Don Zeno, il 19 maggio del 1947, dopo avere inutilmente atteso dal Governo la concessione dell’ex campo di concentramento di Fossoli, con i suoi figli “Piccoli Apostoli” accompagnati dalla banda, lo occuparono pacificamente per costruirvi la città della fratellanza. Vennero abbattuti i muri, i reticolati, tutto ciò che poteva dividere, per passare da un luogo di pianto, di maltrattamenti e di morte a uno di accoglienza e di rinascita alla vita per tutti, in particolare per gli abbandonati e sofferenti. A tutti don Zeno ha dato il calore di una mamma, di una famiglia, di un popolo che fraternamente lavorava per una rinascita umana e sociale. Così nasceva Nomadelfia, con l’impegno di fare del vangelo la legge della propria vita. Questi anni sono stati per don Zeno un tempo di ricerca interiore per capire cosa volesse il Signore da lui. Certo l’ingiustizia sociale non l’accettava, non la condivideva per niente. Affermava: “E’ l’uomo che la crea! mi dicevano “tu sei nato fortunato”, perché stavamo bene. Ma la ricchezza è tremenda e crudele: mi abituavano a vivere bene in mezzo a quelli che stavano male”. “Era convinto, come ci diceva spesso “che l’uomo non poteva essere così, doveva cambiare e ha iniziato da se stesso: “cambio civiltà in me stesso”, “ne servo ne padrone, ma fratello di tutti” Questo cambiamento avviene se poniamo il vangelo al centro del nostro modo di essere e di conseguenza di vivere. Infatti, affermava: “Ponendo CRISTO come riferimento della nostra vita nasce un uomo nuovo”. Da qui la scelta di diventare sacerdote, per essere strumento di Cristo per creare una società più giusta, umana, fraterna, dove ciascuna persona ha la possibilità di vivere dignitosamente.

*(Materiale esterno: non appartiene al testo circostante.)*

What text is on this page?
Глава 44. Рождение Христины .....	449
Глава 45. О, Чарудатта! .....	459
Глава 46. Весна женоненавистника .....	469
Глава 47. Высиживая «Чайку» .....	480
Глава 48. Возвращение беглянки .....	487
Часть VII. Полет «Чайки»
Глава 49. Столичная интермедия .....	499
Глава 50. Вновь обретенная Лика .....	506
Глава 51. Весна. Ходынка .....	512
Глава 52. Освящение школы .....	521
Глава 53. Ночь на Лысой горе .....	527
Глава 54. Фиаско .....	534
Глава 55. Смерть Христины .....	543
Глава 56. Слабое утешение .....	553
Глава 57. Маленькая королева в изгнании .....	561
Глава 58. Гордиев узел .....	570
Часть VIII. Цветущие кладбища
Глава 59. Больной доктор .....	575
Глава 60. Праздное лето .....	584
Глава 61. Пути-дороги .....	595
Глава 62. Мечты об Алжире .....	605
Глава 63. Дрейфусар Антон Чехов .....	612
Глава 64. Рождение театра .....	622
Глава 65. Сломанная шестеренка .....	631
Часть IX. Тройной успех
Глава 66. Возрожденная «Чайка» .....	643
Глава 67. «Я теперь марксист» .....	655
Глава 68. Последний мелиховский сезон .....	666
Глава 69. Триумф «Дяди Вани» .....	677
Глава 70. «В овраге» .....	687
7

La mostra ripercorre le tappe di questa storia che nasce proprio in questa terra, dove don Zeno con la sua “Opera Piccoli Apostoli” ha mosso i suoi primi passi con difficoltà, tremore, ma con la sua spinta coinvolgente e irrompente, che gli proveniva da una fede cristallina. Una vita vissuta nell’amore alla Chiesa e al Vangelo e nell’obbedienza quando gli viene chiesto di allontanarsi dalla sua creatura. Questo grande sacrificio ha però aperto, in sintonia con la chiesa, nuove strade, ottenendo la laicizzazione pro-grazia, concessa dal Papa, per ritornare come laico a Nomadelfia. Il 22 gennaio del 1962, dopo la soluzione di numerosi problemi anche amministrativi, Papa Giovanni XXIII concesse di riprendere il sacerdozio, celebrando la sua seconda prima messa. Nomadelfia venne riconosciuta parrocchia e don Zeno nominato parroco.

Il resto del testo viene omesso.